Jubelfeesten (de)

Home / Henri Storck / Filmografie / Thematisch / Jubelfeesten (de)

Deze kleine film maakt deel uit van de 35 reportages die Henri Storck als officiële cinegrafist van de stad Oostende gedurende de zomer van 1930 opnam. Een andere reportage was Pleziertreinen. Deze twee actualiteitenfilms werden vertoond tijdens het Congres van de Onafhankelijke Film in november 1930 te Brussel.

Hier vinden we reeds het model, de gietvorm, van wat later in Feesten in België ontwikkeld zal worden. Dat wil zeggen: de aandacht voor feest en folklore, de zin om een historische en sociologische realiteit te filmen waar niemand in die jaren reeds de archivaris van hoopte te worden. Het was dus een ruw document. Henri Storck zag het mengsel van het burgerlijke en het religieuze, van defilé en processie. De wilden in schaamschortjes van raffia, de troepen in uniform, de fanfares, de jongemeisjes verkleed als engelen, de robuuste paren van het volksbal: zij volgen elkaar in de magnifieke fantasiebeelden van een volk op en worden geopenbaard door een zeer actieve montage. Een nogal platvloerse grote trom gaat een volslagen etherisch beeld van de Heilige Maagd vooraf, de bisschop onder zijn baldakijn zegent de zee in aanwezigheid van alle staatslichamen, terwijl het gepeupel en de kwajongens zich ergens anders amuseren. Een reeks eenvoudige en krachtige opnamen onthult het onderbewustzijn van een land, gefilmd door een cineast in de rol van seismograaf van heel die feestelijke agitatie, waarvan hij het mediamieke oog was. Het resulterende seismogram kunnen wij nu lezen.

 

Reportage : Henri Storck

35 mm / zwart-wit / stomme film / 7 minuten / 1930

Zonder generiek

 

Om de film te bekijken, gelieve de paswoord per email vragen naar info@fondshenristorck.be en dan hier klikken

 

 

Eerste interview door journalist André Cauvin (later ook cineast), die voor de liberale krant L’Etoile Belge schreef:

 

Zoals anderen die groot geworden zijn, woont hij te Oostende.

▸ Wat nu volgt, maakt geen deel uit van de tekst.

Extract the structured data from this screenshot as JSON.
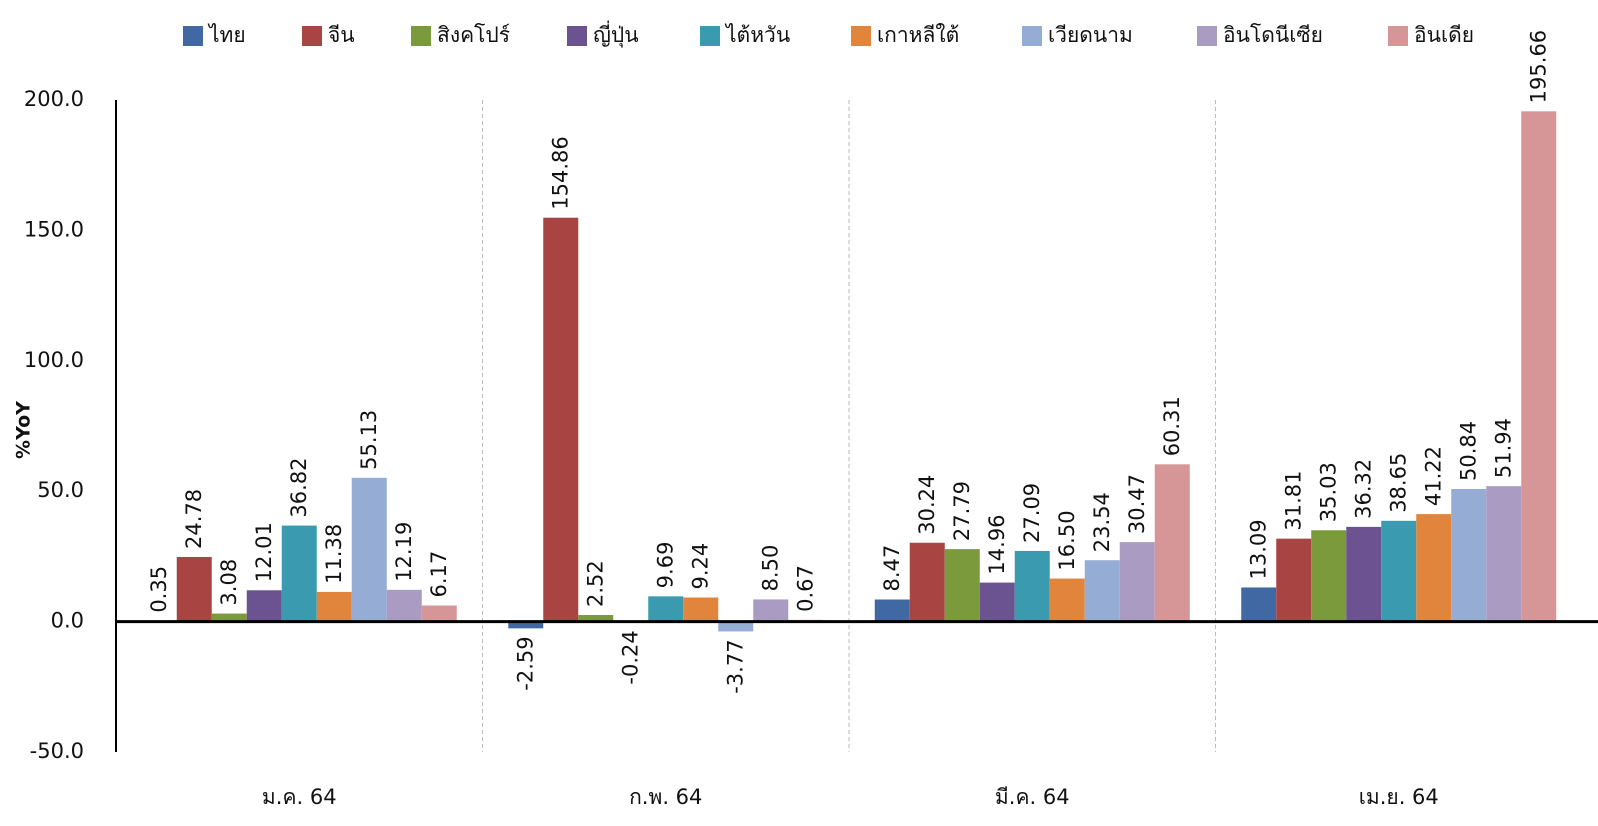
{
  "chart_data": {
    "type": "bar",
    "y_label": "%YoY",
    "categories": [
      "ม.ค. 64",
      "ก.พ. 64",
      "มี.ค. 64",
      "เม.ย. 64"
    ],
    "series": [
      {
        "name": "ไทย",
        "color": "#4069a4",
        "values": [
          0.35,
          -2.59,
          8.47,
          13.09
        ],
        "value_labels": [
          "0.35",
          "-2.59",
          "8.47",
          "13.09"
        ]
      },
      {
        "name": "จีน",
        "color": "#a84442",
        "values": [
          24.78,
          154.86,
          30.24,
          31.81
        ],
        "value_labels": [
          "24.78",
          "154.86",
          "30.24",
          "31.81"
        ]
      },
      {
        "name": "สิงคโปร์",
        "color": "#7a9a3b",
        "values": [
          3.08,
          2.52,
          27.79,
          35.03
        ],
        "value_labels": [
          "3.08",
          "2.52",
          "27.79",
          "35.03"
        ]
      },
      {
        "name": "ญี่ปุ่น",
        "color": "#6b5290",
        "values": [
          12.01,
          -0.24,
          14.96,
          36.32
        ],
        "value_labels": [
          "12.01",
          "-0.24",
          "14.96",
          "36.32"
        ]
      },
      {
        "name": "ไต้หวัน",
        "color": "#3a9bb0",
        "values": [
          36.82,
          9.69,
          27.09,
          38.65
        ],
        "value_labels": [
          "36.82",
          "9.69",
          "27.09",
          "38.65"
        ]
      },
      {
        "name": "เกาหลีใต้",
        "color": "#e0853b",
        "values": [
          11.38,
          9.24,
          16.5,
          41.22
        ],
        "value_labels": [
          "11.38",
          "9.24",
          "16.50",
          "41.22"
        ]
      },
      {
        "name": "เวียดนาม",
        "color": "#95acd4",
        "values": [
          55.13,
          -3.77,
          23.54,
          50.84
        ],
        "value_labels": [
          "55.13",
          "-3.77",
          "23.54",
          "50.84"
        ]
      },
      {
        "name": "อินโดนีเซีย",
        "color": "#a99bc2",
        "values": [
          12.19,
          8.5,
          30.47,
          51.94
        ],
        "value_labels": [
          "12.19",
          "8.50",
          "30.47",
          "51.94"
        ]
      },
      {
        "name": "อินเดีย",
        "color": "#d69596",
        "values": [
          6.17,
          0.67,
          60.31,
          195.66
        ],
        "value_labels": [
          "6.17",
          "0.67",
          "60.31",
          "195.66"
        ]
      }
    ],
    "ylim": [
      -50,
      200
    ],
    "yticks": [
      {
        "value": -50,
        "label": "-50.0"
      },
      {
        "value": 0,
        "label": "0.0"
      },
      {
        "value": 50,
        "label": "50.0"
      },
      {
        "value": 100,
        "label": "100.0"
      },
      {
        "value": 150,
        "label": "150.0"
      },
      {
        "value": 200,
        "label": "200.0"
      }
    ],
    "grid": false,
    "legend": "top"
  }
}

Het filmscherm had me laten kennismaken met de verdiensten van zijn eerste twee probeersels, Beelden van Oostende en Ter Haringvisserij*. Het waren korte documentaires die duidelijk aanspraken. Ze nodigden uit om de auteur beter te leren kennen. Over zijn films zal ik bij een andere gelegenheid praten. Hier hebben we het over de man die ik aan het werk zag.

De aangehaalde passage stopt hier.